Tom and the others all saw the rapid edits in intense combat in the original that runs so fast you probably never noticed when planes fire guns it’s a dismounted Vulcan cannon firing in a black room, and presumed they could use those sort of cuts liberally through most of their plot, even where it didn’t belong, to speedrun us through a bunch of pushups and training to get back up in the air. They’re mistaking speed for rhythm. I won’t make too much of Top Gun: Maverick’s plot mirroring things from both Iron Eagle and Iron Eagle II, like the asinine plot points of using fighter planes for rescue / escape and a ragtag group of disjointed pilots training for a mission to disable a Middle Eastern enemy developing nukes and the name “Darkstar” for the operation in Iron Eagle II and Tom’s plane in this movie. I’ll leave it at one word: hmmmm. Nor will I spend too many words on how empty, uncool, undeveloped, and uninteresting the love story in the new one is compared to the original. As lovely as Jennifer Connelly is, all she’s really doing in this film is going on a Top Gun theme park ride, perhaps the avatar of many middle aged women in the audience, but she’s in no way developed like Charlie Blackwood as someone equally sour about not being taken seriously as Pete Mitchell. The editors of the first film may have jokingly called the non-combat scenes “B plot”, but it reads like George Eliot comparatively.

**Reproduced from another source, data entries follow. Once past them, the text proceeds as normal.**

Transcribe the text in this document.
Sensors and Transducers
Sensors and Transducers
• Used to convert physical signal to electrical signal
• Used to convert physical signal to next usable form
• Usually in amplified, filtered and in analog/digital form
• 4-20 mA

You must be this tall to get on the motorcycle.

While he was coming up with the infamous Danger Zone, Giorgio Moroder thought of talks he had with his Ferrari mechanic. Harold Faltermeyer’s inspiration for the soundtrack was seeing firsthand how a lot of real fighter pilots blasted Billy Idol. Terri Nunn, who carried us into the skies in her own way during the love scene, was singing Moroder’s lyrics from an actual lonely yearning for love. We went from “If only for today, I am unafraid” to “I know you’re scared and your pain is imperfect, But don’t you give up on yourself.” When the new film wants to, it’s entirely within its rights to just re-use the old songs. Tom was right to know he couldn’t possibly match that lightning in a bottle even if he brought Moroder, Loggins and the boys back, but the inspiration for the new film’s ballad being anxiety over the state of the world as the Long ’90s comes to a tedious end really does set the tone for the different orientations of both films: one intrepidly breaking into the new, the other in the past’s shadow. Cue the “We used to make shit in this country” jeremiad from The Wire.

This sequel was very true to the rotten corpse and self-serving fandom fantasies of the original, but a sequel true to the spirit of the original would have looked very different. However, an imperfect but far better example of a film that falls into my second category, ones that invite audiences in with memories of the past, usually sequels but also pastiches, would be Blade Runner 2049. In my opinion, it’s an improvement on the original. It remains imperfect because it was as much of a box office dud as its predecessor. People love ripping through the open air on a fighter plane and dreamy romances a lot more than dismal futures of peonage and depressing pocket waifus. But what it got right was allowing a new unique vision from Denis Villeneuve to carry on further thoughts on the same world from Hampton Fancher. The uniqueness here was the sterility of robotics and tech, the story a slapdash jaunt pantomiming the original, the vision Tom Cruise Inc..

Top Gun: Maverick achieves its success, I think, in being the empty calories of fandom appeasement. It very unmaverickly and vigilantly nods to “you, the fans” in a way pious to the inert elements of the original with some new kinetic elements thanks to tech advances that will wow you and roll the feelings, but like the RedLetterMedia guys asked of Ghostbusters: Afterlife, what new icon was built here? Even Ghostbusters 2 had Vigo the Carpathian. Those Su-57s weren’t as good as Vigo. An actually daring sequel probably would have been impossible because of the hegemony of the common fan, and the common Tom.